A criação foi feita para ser contemplada e não possuída

Por Eliana Maria (Ir. Gabriela, Obl. OSB)

 

‘O ‘domínio’ do homem sobre as criaturas de Deus não é ‘destinado a seu próprio interesse’, mas ‘ao das criaturas que ele cria e conserva’. Disse o o Padre Raniero Cantalamessa, Pregador da Casa Pontifícia, em sua homilia durante a Liturgia da Palavra, celebrada ontem à tarde na basílica de São Pedro, por ocasião da Jornada Mundial para o Cuidado da Criação.

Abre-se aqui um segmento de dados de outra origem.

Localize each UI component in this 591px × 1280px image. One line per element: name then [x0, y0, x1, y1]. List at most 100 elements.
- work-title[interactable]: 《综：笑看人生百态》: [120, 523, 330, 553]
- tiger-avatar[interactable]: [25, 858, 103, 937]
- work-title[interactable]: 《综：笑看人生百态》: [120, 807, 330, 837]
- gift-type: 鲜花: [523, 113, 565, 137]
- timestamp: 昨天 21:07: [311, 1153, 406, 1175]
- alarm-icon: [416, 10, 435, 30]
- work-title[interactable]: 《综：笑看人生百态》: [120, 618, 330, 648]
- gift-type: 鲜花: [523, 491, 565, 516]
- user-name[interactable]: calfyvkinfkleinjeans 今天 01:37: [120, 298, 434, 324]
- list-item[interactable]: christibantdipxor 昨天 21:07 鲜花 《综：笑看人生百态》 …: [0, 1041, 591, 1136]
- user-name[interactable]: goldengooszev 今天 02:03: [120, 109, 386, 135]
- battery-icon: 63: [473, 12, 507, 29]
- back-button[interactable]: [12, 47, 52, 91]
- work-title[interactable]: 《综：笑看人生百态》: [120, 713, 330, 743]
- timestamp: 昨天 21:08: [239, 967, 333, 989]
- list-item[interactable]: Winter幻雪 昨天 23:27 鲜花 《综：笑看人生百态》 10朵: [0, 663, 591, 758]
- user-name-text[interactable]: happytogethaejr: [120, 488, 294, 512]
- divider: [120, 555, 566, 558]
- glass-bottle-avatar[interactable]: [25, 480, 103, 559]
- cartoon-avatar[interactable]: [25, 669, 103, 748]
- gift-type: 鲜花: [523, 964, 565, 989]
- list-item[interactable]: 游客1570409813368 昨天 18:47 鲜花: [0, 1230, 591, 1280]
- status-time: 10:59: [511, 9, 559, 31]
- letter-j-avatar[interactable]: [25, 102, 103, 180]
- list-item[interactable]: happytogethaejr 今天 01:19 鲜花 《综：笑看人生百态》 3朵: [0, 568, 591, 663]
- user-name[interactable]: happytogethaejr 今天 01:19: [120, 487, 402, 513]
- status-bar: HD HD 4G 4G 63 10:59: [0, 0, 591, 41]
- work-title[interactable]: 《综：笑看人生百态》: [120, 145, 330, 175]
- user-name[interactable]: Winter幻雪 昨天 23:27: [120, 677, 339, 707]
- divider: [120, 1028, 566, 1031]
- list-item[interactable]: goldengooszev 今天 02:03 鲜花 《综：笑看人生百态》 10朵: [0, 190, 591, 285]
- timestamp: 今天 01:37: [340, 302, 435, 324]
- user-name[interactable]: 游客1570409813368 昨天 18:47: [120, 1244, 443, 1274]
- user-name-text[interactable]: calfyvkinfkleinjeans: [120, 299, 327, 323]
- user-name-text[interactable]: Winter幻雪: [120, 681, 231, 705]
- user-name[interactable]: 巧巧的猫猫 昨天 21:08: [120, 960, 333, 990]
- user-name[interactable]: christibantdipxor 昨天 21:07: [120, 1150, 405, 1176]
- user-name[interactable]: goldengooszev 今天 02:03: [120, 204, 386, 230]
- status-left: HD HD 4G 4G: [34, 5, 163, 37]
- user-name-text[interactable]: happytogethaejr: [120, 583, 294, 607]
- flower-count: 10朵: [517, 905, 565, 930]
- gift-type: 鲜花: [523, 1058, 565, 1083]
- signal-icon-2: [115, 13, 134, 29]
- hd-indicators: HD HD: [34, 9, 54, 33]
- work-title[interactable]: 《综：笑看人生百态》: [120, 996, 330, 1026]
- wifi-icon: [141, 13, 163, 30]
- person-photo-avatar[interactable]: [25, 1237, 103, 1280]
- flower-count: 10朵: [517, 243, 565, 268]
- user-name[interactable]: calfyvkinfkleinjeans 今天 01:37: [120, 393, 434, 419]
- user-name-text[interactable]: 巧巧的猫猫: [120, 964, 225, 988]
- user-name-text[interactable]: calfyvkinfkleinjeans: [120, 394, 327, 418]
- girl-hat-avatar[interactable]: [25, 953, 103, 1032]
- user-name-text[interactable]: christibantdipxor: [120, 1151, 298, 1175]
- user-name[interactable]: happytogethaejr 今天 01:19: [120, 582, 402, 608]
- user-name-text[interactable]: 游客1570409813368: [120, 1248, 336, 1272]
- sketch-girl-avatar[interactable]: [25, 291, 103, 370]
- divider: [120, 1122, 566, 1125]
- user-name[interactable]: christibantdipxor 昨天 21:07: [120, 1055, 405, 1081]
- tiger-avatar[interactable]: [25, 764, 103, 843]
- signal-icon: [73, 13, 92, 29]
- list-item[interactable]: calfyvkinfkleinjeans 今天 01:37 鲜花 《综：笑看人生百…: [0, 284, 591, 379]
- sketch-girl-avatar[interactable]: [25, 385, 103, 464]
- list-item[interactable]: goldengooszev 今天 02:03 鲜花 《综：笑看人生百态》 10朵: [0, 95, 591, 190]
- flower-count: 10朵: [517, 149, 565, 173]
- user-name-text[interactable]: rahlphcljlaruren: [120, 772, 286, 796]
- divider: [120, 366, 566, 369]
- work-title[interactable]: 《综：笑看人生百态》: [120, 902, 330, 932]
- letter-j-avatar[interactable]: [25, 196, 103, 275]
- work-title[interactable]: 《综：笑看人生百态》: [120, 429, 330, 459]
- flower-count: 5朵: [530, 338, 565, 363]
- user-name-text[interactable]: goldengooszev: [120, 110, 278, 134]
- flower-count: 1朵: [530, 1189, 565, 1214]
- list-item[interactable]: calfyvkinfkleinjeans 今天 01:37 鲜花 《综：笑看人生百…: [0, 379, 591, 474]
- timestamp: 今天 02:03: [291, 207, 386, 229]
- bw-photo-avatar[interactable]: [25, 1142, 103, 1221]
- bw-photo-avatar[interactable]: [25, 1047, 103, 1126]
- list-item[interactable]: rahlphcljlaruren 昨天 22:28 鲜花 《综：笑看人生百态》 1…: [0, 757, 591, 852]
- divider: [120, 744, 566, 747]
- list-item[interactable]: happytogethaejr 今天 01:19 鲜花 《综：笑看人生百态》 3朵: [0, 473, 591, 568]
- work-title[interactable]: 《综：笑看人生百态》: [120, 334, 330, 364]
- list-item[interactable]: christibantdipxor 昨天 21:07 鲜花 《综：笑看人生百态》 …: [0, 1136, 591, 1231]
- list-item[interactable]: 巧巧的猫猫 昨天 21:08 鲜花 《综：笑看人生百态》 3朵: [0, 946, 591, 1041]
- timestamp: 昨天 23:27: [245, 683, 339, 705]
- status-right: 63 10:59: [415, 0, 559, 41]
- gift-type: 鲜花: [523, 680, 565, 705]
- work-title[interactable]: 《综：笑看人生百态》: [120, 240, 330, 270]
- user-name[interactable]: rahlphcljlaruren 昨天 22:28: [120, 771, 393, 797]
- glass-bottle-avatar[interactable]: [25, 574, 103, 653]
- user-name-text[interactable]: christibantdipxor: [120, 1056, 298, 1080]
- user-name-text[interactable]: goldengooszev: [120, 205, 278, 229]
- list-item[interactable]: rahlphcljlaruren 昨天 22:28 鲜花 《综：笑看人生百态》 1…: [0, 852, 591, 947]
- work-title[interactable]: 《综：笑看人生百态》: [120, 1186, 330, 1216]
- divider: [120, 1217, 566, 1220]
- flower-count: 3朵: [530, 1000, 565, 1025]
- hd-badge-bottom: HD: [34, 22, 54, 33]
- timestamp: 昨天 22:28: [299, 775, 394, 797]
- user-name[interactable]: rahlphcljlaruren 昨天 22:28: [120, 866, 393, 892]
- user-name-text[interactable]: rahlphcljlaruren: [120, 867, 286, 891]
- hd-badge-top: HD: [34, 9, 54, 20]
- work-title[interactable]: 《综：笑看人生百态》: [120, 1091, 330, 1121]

Para a Bíblia, o modelo final do dominus, do senhor, não é o soberano político que explora seus súditos, mas o próprio Deus, Senhor e Pai’, disse Cantalamessa, acrescentando que ‘a fé em um Deus criador e no homem feito à imagem de Deus, não é, portanto, uma ameaça, mas sim uma garantia para a criação, e a mais forte de todas’.

Não só o homem não é o ‘senhor absoluto das outras criaturas’, mas deve ‘dar conta’ dos talentos recebidos, antes de todos, a ‘terra’.

A Bíblia não incentiva ‘o abuso do homem sobre a criação’. Tanto é assim que ‘o mapa da poluição não coincide com o da difusão da religião bíblica ou de outras religiões, mas coincide com a de uma industrialização selvagem, que busca só o lucro, e com aquela corrupção que fecha a boca de todos os protestos e resiste a todos os poderes’, continuou o Pregador da Casa Pontifícia.

O que, pelo contrário, afirma a Escritura é a ‘hierarquia da vida’, segundo a qual os minerais nutrem os vegetais, estes, os animais, e, por fim, ‘todos os três servem à criatura racional, que é o homem’.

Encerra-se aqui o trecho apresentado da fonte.